EF: Ukraine is a unique country when it comes to software development. There are 30,000 to 40,000 individual software developers in Ukraine. It has huge potential and is wellplaced, close to Russia and Europe. Infrastructure is relatively OK. It could be better, but it is OK. And there is a lot of intellectual potential. From our point of view – from a sales and marketing perspective we see the potential as we’re selling them the developmental tools. A number of these developers are actually working on products for Microsoft. We have identified at least 400 developers working on Microsoft products actually writing code, integrating, supporting, localizing and adapting software. Ukraine is in an exceptional position because when Microsoft looks for developers they look to the huge countries like India, Russia, China and, of course, the United States. Compared to these countries, Ukraine is relatively small, but there are a lot of good programmers here.

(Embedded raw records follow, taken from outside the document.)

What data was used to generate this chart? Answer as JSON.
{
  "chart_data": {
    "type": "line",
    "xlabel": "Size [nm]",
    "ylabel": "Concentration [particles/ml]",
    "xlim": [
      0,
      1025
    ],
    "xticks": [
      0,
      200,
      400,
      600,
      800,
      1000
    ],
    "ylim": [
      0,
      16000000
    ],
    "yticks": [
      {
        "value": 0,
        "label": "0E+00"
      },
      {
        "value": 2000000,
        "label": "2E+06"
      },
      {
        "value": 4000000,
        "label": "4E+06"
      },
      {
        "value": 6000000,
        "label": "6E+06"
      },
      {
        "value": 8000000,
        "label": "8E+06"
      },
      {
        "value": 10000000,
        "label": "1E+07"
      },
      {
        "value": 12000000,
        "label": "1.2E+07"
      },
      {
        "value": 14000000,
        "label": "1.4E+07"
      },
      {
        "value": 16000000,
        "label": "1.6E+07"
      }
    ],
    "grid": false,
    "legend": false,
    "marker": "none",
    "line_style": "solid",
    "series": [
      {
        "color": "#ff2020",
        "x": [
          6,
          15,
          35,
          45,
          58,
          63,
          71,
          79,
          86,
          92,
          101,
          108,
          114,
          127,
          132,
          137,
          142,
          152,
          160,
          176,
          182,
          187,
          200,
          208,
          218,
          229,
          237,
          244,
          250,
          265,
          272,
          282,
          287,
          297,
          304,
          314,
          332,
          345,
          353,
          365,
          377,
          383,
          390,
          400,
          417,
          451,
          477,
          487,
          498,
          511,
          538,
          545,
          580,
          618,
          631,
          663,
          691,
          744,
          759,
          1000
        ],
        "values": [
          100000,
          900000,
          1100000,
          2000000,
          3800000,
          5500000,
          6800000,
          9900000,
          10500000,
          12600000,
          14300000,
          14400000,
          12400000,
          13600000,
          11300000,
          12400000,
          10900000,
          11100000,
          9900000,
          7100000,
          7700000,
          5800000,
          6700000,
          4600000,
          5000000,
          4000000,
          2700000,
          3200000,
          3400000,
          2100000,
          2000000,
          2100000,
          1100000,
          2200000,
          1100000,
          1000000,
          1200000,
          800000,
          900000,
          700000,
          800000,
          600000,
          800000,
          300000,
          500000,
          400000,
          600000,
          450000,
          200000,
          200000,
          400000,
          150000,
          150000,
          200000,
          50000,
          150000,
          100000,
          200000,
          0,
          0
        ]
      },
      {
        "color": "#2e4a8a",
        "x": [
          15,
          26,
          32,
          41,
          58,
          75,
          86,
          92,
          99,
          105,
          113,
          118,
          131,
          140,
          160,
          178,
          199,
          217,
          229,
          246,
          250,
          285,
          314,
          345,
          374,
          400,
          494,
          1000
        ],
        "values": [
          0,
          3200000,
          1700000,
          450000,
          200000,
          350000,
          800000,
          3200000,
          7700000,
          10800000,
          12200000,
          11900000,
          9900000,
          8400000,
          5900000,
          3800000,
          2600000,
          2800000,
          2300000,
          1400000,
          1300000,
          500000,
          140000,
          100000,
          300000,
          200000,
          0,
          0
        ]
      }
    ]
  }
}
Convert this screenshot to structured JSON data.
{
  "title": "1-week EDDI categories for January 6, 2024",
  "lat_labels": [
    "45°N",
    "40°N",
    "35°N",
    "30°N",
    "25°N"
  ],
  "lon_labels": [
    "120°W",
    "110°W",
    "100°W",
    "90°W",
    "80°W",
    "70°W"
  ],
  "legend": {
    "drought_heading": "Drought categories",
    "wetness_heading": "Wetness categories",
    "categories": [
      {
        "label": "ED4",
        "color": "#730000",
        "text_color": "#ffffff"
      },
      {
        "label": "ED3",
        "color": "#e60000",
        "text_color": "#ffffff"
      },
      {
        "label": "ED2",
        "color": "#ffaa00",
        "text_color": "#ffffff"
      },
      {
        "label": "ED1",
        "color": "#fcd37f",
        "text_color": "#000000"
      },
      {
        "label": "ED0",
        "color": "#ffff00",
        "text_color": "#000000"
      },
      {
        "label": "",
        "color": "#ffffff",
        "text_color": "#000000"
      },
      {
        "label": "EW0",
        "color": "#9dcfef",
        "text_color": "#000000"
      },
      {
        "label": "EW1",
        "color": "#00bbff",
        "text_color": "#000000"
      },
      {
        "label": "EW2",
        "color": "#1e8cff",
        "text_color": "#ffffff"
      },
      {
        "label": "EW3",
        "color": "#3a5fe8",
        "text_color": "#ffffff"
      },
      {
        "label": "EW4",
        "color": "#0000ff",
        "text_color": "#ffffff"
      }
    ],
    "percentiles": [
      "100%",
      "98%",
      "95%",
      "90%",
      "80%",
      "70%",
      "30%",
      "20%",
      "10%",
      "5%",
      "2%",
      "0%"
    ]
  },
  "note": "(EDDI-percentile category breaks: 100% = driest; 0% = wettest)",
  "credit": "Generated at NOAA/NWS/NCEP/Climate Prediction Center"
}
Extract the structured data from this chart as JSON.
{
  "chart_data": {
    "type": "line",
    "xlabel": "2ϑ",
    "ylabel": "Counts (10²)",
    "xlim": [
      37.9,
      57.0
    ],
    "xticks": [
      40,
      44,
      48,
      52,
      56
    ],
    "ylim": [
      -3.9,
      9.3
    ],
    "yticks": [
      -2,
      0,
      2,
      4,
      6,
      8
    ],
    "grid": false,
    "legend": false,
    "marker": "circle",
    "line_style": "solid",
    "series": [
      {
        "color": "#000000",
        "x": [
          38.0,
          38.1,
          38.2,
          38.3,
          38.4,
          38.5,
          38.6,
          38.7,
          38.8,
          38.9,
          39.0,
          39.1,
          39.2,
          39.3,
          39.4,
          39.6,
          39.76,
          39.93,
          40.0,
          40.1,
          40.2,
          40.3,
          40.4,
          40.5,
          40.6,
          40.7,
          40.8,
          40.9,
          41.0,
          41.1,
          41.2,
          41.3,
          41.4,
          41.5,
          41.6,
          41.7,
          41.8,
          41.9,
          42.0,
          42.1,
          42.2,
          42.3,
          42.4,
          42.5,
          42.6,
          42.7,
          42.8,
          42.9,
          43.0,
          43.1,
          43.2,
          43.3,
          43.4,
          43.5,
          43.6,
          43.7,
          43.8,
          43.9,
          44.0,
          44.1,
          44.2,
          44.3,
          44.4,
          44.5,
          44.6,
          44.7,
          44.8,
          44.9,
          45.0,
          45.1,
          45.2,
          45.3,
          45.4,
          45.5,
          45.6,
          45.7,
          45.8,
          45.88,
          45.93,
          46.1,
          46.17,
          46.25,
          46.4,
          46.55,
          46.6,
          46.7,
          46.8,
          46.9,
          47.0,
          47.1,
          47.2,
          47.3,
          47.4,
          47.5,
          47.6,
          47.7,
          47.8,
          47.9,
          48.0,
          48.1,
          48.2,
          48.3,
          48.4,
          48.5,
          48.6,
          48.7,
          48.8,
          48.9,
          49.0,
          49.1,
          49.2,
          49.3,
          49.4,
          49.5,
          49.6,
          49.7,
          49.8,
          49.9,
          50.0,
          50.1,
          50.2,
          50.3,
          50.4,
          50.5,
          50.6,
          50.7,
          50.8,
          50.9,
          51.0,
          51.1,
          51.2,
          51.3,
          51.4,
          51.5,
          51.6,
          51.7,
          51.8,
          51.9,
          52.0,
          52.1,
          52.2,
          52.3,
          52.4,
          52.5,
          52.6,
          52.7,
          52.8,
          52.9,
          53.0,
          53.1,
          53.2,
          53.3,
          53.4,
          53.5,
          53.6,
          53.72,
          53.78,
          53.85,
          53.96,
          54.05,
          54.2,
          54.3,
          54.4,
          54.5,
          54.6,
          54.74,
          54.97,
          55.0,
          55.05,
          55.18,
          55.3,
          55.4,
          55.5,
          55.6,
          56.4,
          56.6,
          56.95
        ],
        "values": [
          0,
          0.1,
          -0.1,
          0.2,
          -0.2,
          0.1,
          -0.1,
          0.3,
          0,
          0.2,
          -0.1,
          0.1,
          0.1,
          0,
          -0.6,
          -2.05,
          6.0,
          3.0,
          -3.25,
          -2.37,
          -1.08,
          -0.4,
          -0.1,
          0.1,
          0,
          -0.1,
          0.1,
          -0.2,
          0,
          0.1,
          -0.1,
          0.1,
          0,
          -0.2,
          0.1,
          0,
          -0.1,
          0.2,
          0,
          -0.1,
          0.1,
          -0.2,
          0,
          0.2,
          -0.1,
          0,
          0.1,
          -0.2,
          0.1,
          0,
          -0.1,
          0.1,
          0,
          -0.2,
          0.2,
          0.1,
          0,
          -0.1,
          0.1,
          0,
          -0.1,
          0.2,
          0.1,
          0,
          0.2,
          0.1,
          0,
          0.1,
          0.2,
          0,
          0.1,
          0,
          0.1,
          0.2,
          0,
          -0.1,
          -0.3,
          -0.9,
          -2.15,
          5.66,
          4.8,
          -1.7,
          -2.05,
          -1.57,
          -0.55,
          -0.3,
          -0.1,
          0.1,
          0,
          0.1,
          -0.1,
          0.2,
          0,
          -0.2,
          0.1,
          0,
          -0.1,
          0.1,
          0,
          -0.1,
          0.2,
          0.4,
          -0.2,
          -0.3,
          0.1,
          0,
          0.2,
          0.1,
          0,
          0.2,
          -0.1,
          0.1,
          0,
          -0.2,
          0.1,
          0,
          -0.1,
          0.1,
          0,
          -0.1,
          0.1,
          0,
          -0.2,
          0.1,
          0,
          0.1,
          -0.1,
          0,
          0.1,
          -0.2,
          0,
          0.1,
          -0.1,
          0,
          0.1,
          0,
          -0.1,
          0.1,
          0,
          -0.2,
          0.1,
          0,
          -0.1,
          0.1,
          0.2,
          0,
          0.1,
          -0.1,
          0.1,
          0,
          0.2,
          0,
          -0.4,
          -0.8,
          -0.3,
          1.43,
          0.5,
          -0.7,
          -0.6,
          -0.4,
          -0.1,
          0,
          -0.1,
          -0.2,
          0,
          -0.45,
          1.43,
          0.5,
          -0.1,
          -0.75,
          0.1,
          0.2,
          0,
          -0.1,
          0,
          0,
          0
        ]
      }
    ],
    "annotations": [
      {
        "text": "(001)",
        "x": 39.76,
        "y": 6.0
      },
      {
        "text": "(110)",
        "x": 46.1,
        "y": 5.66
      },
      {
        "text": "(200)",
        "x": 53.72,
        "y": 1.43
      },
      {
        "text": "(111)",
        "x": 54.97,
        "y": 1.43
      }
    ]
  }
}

KP: The universities are producing highly qualified programmers?
EF: Yes, they are producing high quality programmers. When [Microsoft CEO] Steve Ballmer was here, he was surprised by a question a student asked about robotics and parallel processing. He was astonished that the student asked a question that usually only gets asked at Microsoft labs. We have formed partnerships with the 10 core universities in Ukraine. We also opened the Microsoft Innovation Center at National Taras Shevchenko University. We supply them with development tools and provide free training to help incubate talent.
KP: How mature is the software development market in Ukraine?
EF: About 85 percent of the IT (information technology) business is in hardware. Software is still is a small slice. This shows Ukraine is at the beginning of the developmental cycle. If you look at Europe, the ratio is 5060 percent hardware the remainder in software. The IT (information technology) business is growing at about 40 percent each year. We are growing even faster. Microsoft Ukraine started with four employees in 2003, and now we have 150. The growth will not slow for at least three years.
KP: Your growth is coming from which segments?
EF: The biggest growth is from solutions sales and partners. Our main target is to increase the reach of the company by working with partners. At the moment we have over 1,000 partners.
KP: What are the outsourcing trends? Is Ukraine attracting clients?
EF: Outsourcing represents about 80 percent of software development work in Ukraine. That can be anything from integration jobs, quality assurance and conversion projects. They come because the high quality work is less expensive than it would be in the U.S. or Western Europe. Ukrainians are hard working people who know how to work towards targets. They know how to dig into the earth. They know how to do things with their own hands and, in this case, their brains.
KP: Is there a “brain drain” problem?
EF: The IT (information technology) job market is overheated at the moment. It is no longer an employers’ market. It is a job candidate’s market. We see that in our company as well. Talented people with Microsoft on their resume can get any job they like.
KP: How is the piracy situation today?
EF: It is a problem. No company would dream about launching a product here because the next day it will be pirated. The piracy rate in Ukraine is 83 percent of the installed base. Last year it was 84 percent, so it is a huge problem that is not improving quickly. We do see improvement with the big companies, but small and medium sized companies, companies with five to 50 computers, are a challenge.
KP: Where do you see the software development market in five to 10 years?
EF: While Ukraine isn’t as big as India, I think it can play a big role in outsourcing and development. Looking at the potential, looking at the 40 percent annual growth, I think Ukraine could be a second India. It has all the ingredients: huge intellectual capital and proximity to the West.